When is a forest a forest?

We have often been asked by woofers why we claim to have forests when in fact compared to Canada, America or Central Europe we have, at best, only woods. Though the forestry commission does, in fact, maintain in certain parts of Wales and Scotland huge plantations, it is true that in England, our woods are relatively small. Part of the problem is simply the word Forest does not actually mean a very, very large densely covered wooded area, but simply refers to former royal hunting areas. The truth appears to be that some 3000 years ago our forests had already all been largely cleared. A process which continued over the centuries and culminated in the period after the Second World War when it is claimed half the area of existing woodland was cleared.

There are advantages to this. If you have read Bill Bryson’s book about a walk in the Appalachians, you will know large forests are actually rather daunting. Seeing the leaf colours of the East Coast in the fall can actually be too much of a good thing. How much more enchanting to see the solitary tree in our neighbourhood showing exactly the same striking colours.

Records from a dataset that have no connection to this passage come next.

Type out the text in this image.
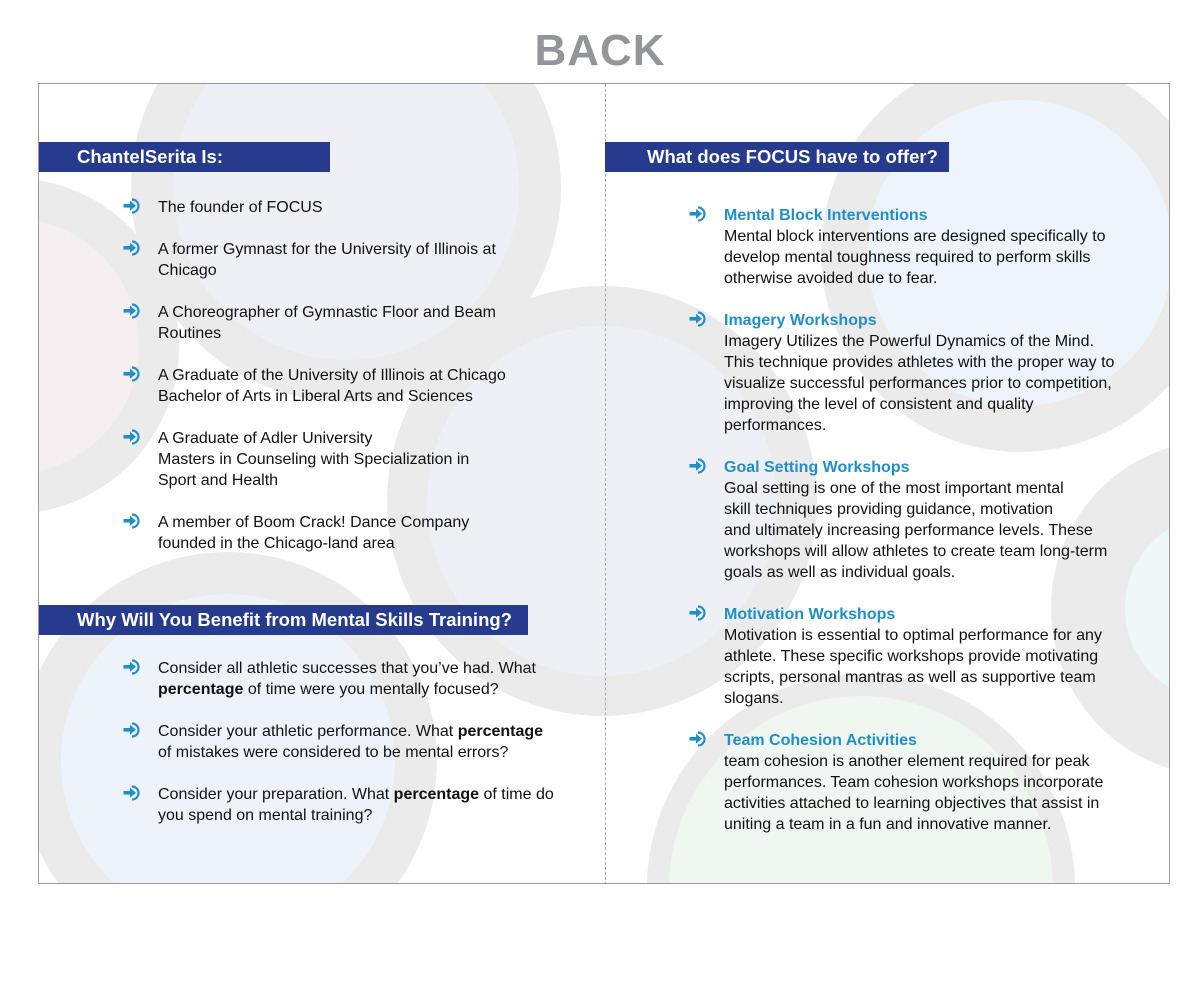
BACK
ChantelSerita Is:
The founder of FOCUS
A former Gymnast for the University of Illinois at
Chicago
A Choreographer of Gymnastic Floor and Beam
Routines
A Graduate of the University of Illinois at Chicago
Bachelor of Arts in Liberal Arts and Sciences
A Graduate of Adler University
Masters in Counseling with Specialization in
Sport and Health
A member of Boom Crack! Dance Company
founded in the Chicago-land area
Why Will You Benefit from Mental Skills Training?
Consider all athletic successes that you’ve had. What
percentage of time were you mentally focused?
Consider your athletic performance. What percentage
of mistakes were considered to be mental errors?
Consider your preparation. What percentage of time do
you spend on mental training?
What does FOCUS have to offer?
Mental Block Interventions
Mental block interventions are designed specifically to
develop mental toughness required to perform skills
otherwise avoided due to fear.
Imagery Workshops
Imagery Utilizes the Powerful Dynamics of the Mind.
This technique provides athletes with the proper way to
visualize successful performances prior to competition,
improving the level of consistent and quality
performances.
Goal Setting Workshops
Goal setting is one of the most important mental
skill techniques providing guidance, motivation
and ultimately increasing performance levels. These
workshops will allow athletes to create team long-term
goals as well as individual goals.
Motivation Workshops
Motivation is essential to optimal performance for any
athlete. These specific workshops provide motivating
scripts, personal mantras as well as supportive team
slogans.
Team Cohesion Activities
team cohesion is another element required for peak
performances. Team cohesion workshops incorporate
activities attached to learning objectives that assist in
uniting a team in a fun and innovative manner.
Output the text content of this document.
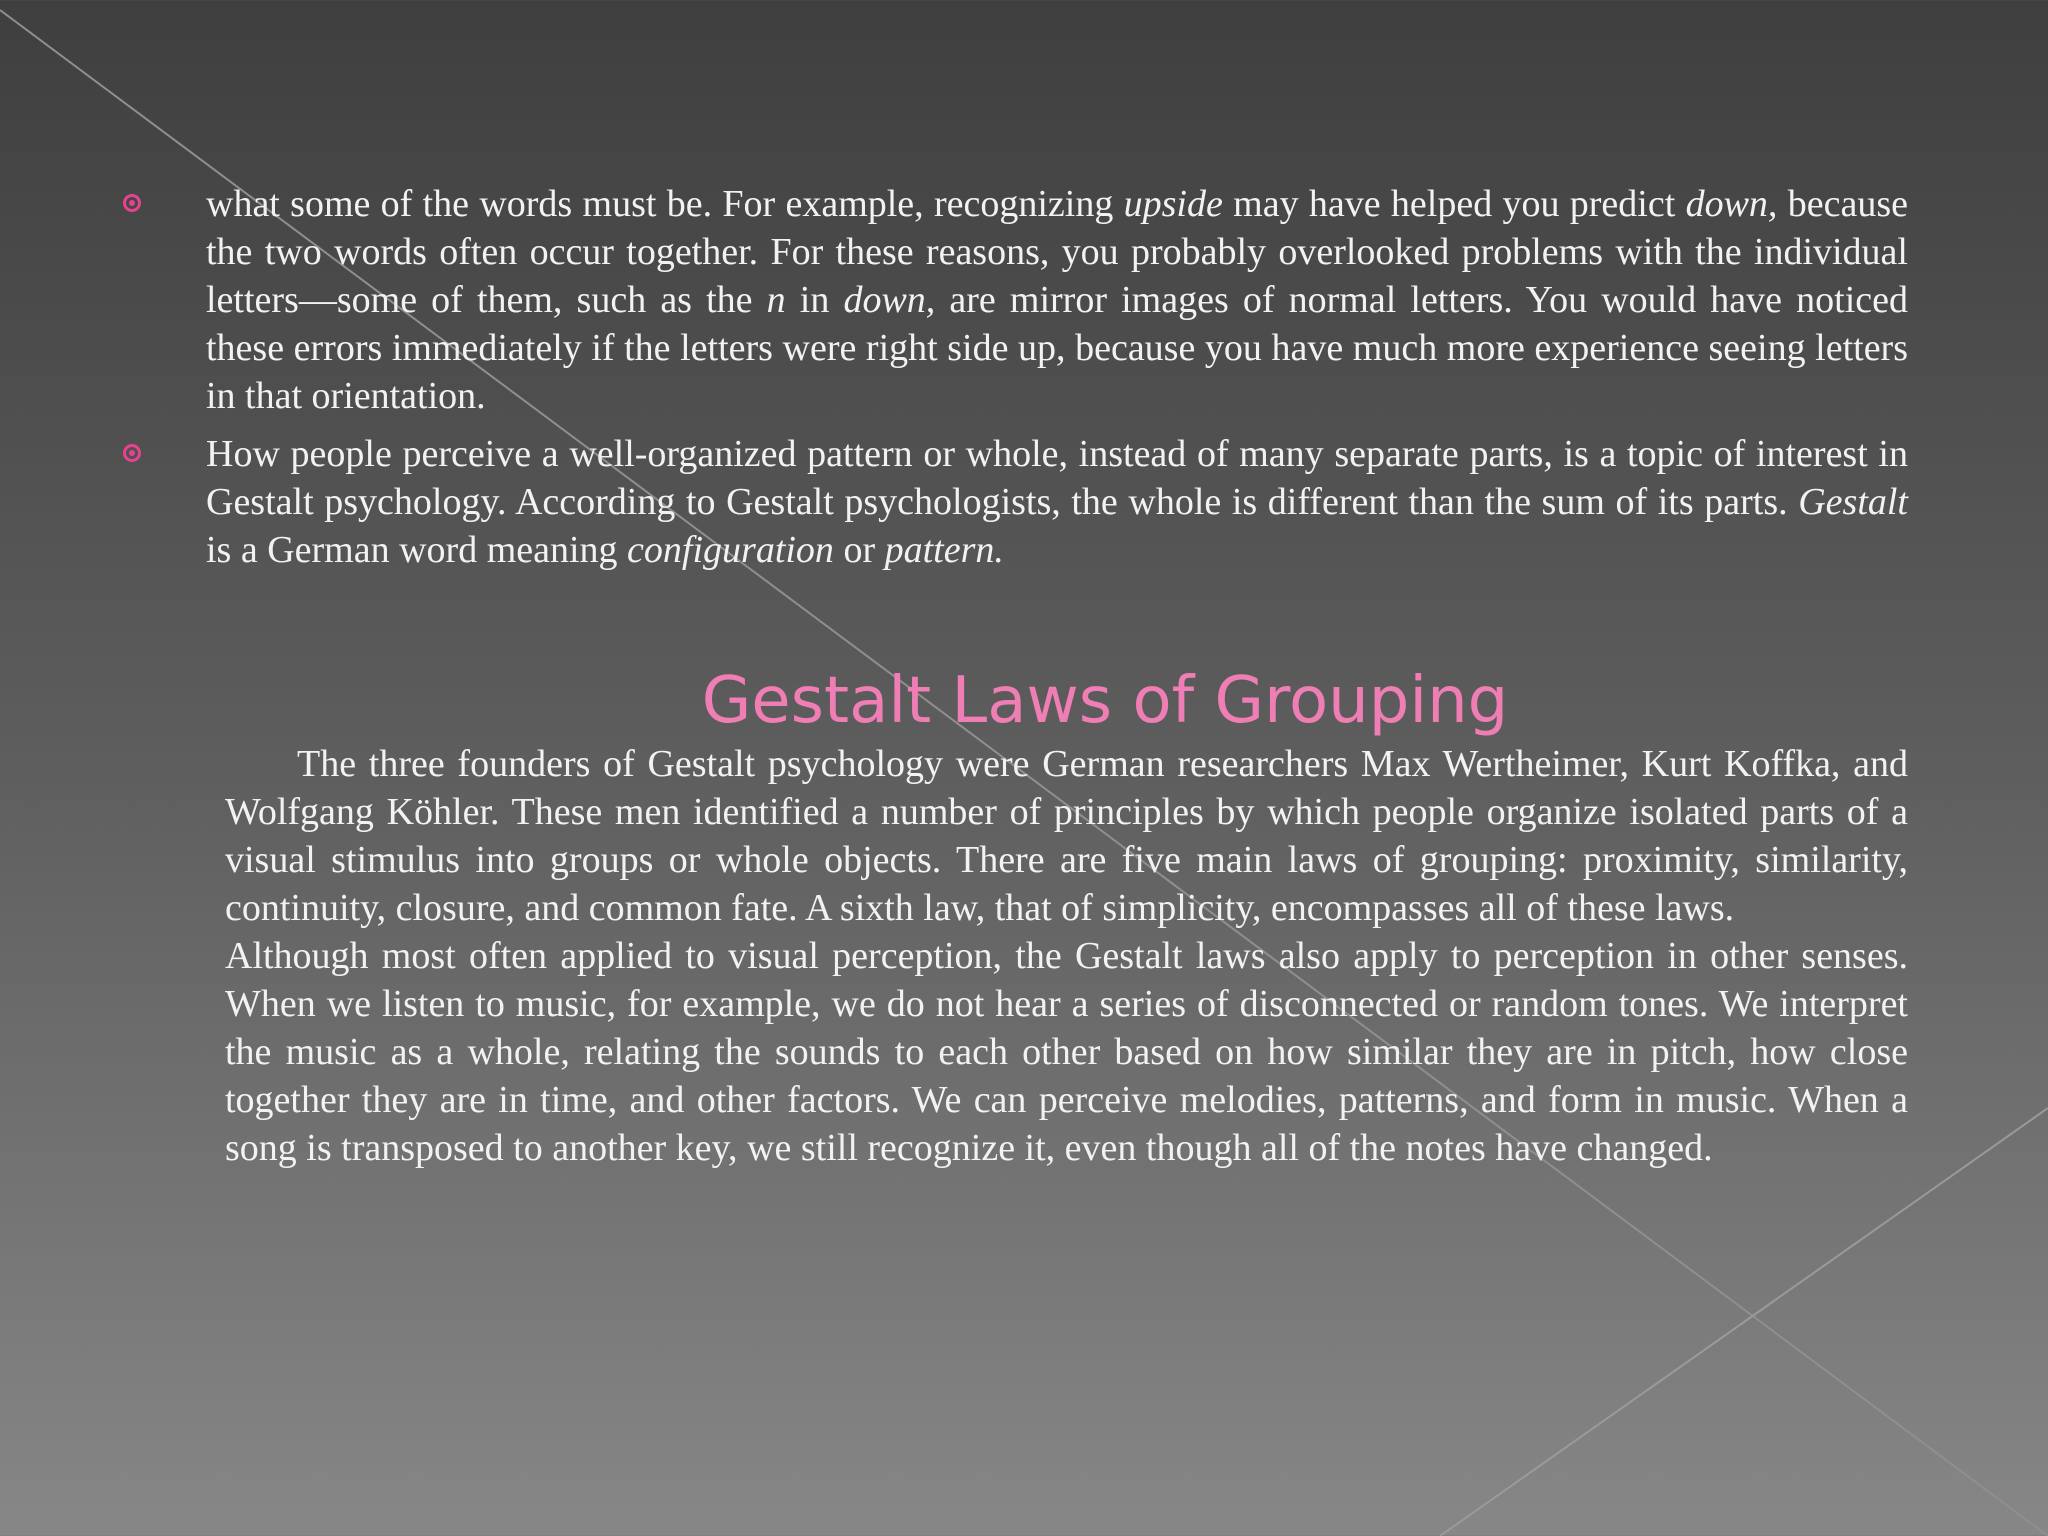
what some of the words must be. For example, recognizing upside may have helped you predict down, because the two words often occur together. For these reasons, you probably overlooked problems with the individual letters—some of them, such as the n in down, are mirror images of normal letters. You would have noticed these errors immediately if the letters were right side up, because you have much more experience seeing letters in that orientation.
How people perceive a well-organized pattern or whole, instead of many separate parts, is a topic of interest in Gestalt psychology. According to Gestalt psychologists, the whole is different than the sum of its parts. Gestalt is a German word meaning configuration or pattern.
Gestalt Laws of Grouping

The three founders of Gestalt psychology were German researchers Max Wertheimer, Kurt Koffka, and Wolfgang Köhler. These men identified a number of principles by which people organize isolated parts of a visual stimulus into groups or whole objects. There are five main laws of grouping: proximity, similarity, continuity, closure, and common fate. A sixth law, that of simplicity, encompasses all of these laws.

Although most often applied to visual perception, the Gestalt laws also apply to perception in other senses. When we listen to music, for example, we do not hear a series of disconnected or random tones. We interpret the music as a whole, relating the sounds to each other based on how similar they are in pitch, how close together they are in time, and other factors. We can perceive melodies, patterns, and form in music. When a song is transposed to another key, we still recognize it, even though all of the notes have changed.
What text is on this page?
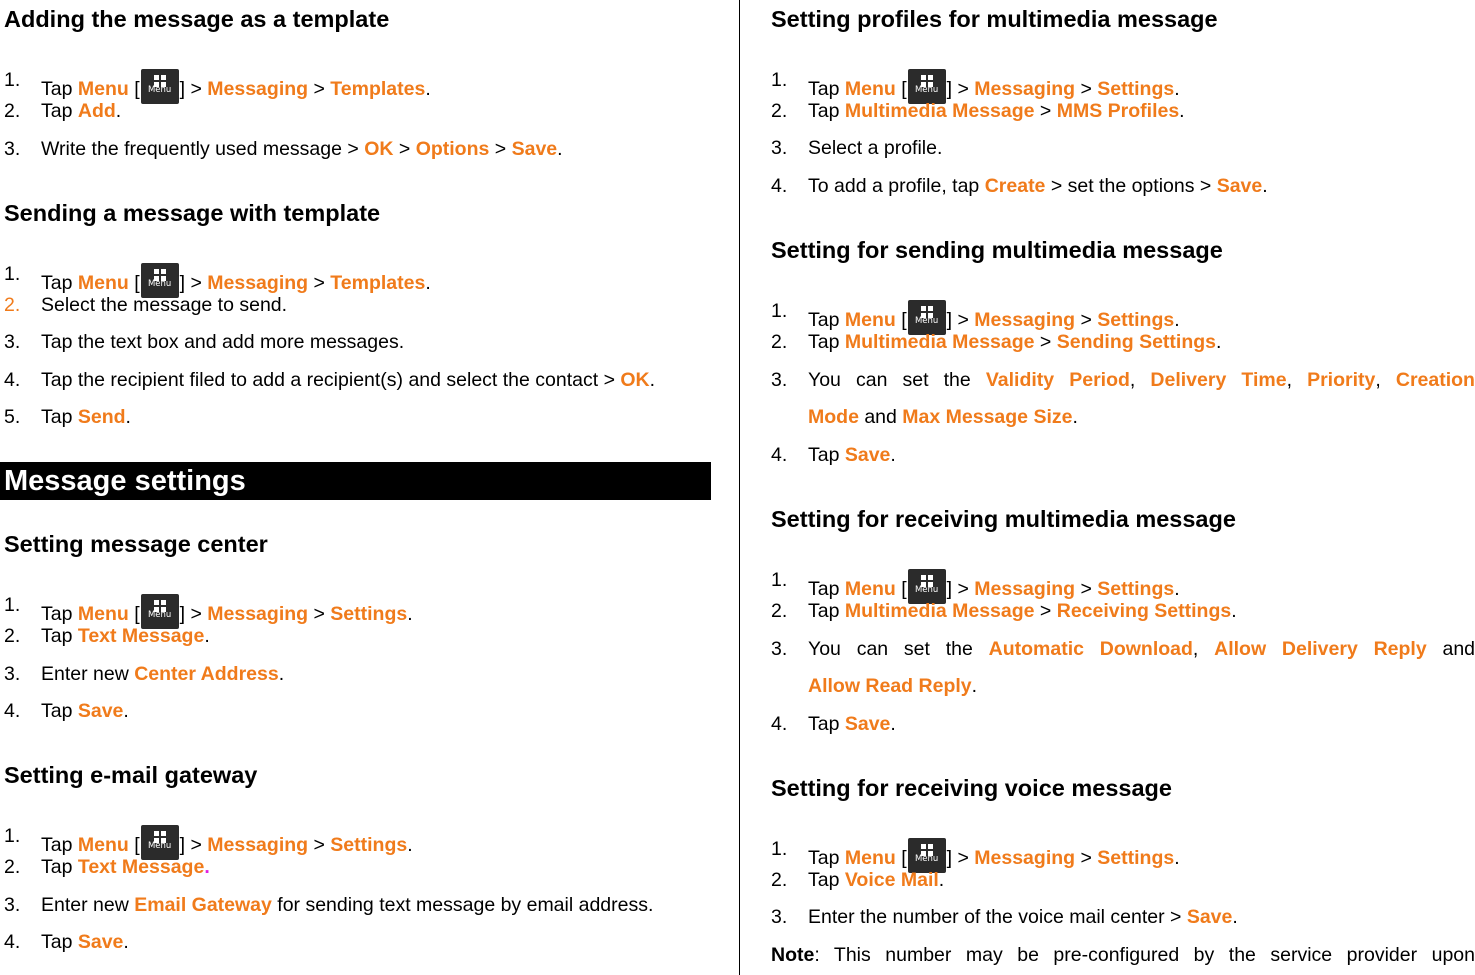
Adding the message as a template
1. Tap Menu [ Menu ] > Messaging > Templates.
2. Tap Add.
3. Write the frequently used message > OK > Options > Save.
Sending a message with template
1. Tap Menu [ Menu ] > Messaging > Templates.
2. Select the message to send.
3. Tap the text box and add more messages.
4. Tap the recipient filed to add a recipient(s) and select the contact > OK.
5. Tap Send.
Message settings
Setting message center
1. Tap Menu [ Menu ] > Messaging > Settings.
2. Tap Text Message.
3. Enter new Center Address.
4. Tap Save.
Setting e-mail gateway
1. Tap Menu [ Menu ] > Messaging > Settings.
2. Tap Text Message.
3. Enter new Email Gateway for sending text message by email address.
4. Tap Save.
Setting profiles for multimedia message
1. Tap Menu [ Menu ] > Messaging > Settings.
2. Tap Multimedia Message > MMS Profiles.
3. Select a profile.
4. To add a profile, tap Create > set the options > Save.
Setting for sending multimedia message
1. Tap Menu [ Menu ] > Messaging > Settings.
2. Tap Multimedia Message > Sending Settings.
3. You can set the Validity Period, Delivery Time, Priority, Creation
Mode and Max Message Size.
4. Tap Save.
Setting for receiving multimedia message
1. Tap Menu [ Menu ] > Messaging > Settings.
2. Tap Multimedia Message > Receiving Settings.
3. You can set the Automatic Download, Allow Delivery Reply and
Allow Read Reply.
4. Tap Save.
Setting for receiving voice message
1. Tap Menu [ Menu ] > Messaging > Settings.
2. Tap Voice Mail.
3. Enter the number of the voice mail center > Save.
Note: This number may be pre-configured by the service provider upon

Now is very much a time to enjoy the varied colours of leaves in the autumn, and Warwickshire and Worcestershire are especially favoured places in this regard.

No wonder the Lonely Planet Organisation rated England as the second-best country in the world for tourists!

Watching our pair of resident buzzards soaring above the field next to the house led me to a poem from the author’s first book of poetry entitled “Buzzards and other poems” published in 1921. Here is a shortened version of:

The Buzzards by Martin Armstrong

When evening came and the warm glow grew deeper
And every tree that bordered the green meadows
And in the yellow cornfields every reaper
And every corn-shock stood above their shadows
Flung eastward from their feet in longer measure,
Serenely far there swam in the sunny height
A buzzard and his mate who took their pleasure
Swirling and poising idly in golden light.
On great pied motionless moth-wings borne along,
So effortless and so strong,
Cutting each other’s paths, together they glided,
Then wheeled asunder till they soared divided
Two valleys’ width (as though it were delight
To part like this, being sure they could unite
So swiftly in their empty, free dominion),
Curved headlong downward, towered up the sunny steep,
Then, with a sudden lift of the one great pinion,
Swung proudly to a curve and from its height
Took half a mile of sunlight in one long sweep.


’And still those buzzards wheeled, while light withdrew
Out of the vales and to surging slopes ascended,
Till the loftiest-flaming summit died to blue.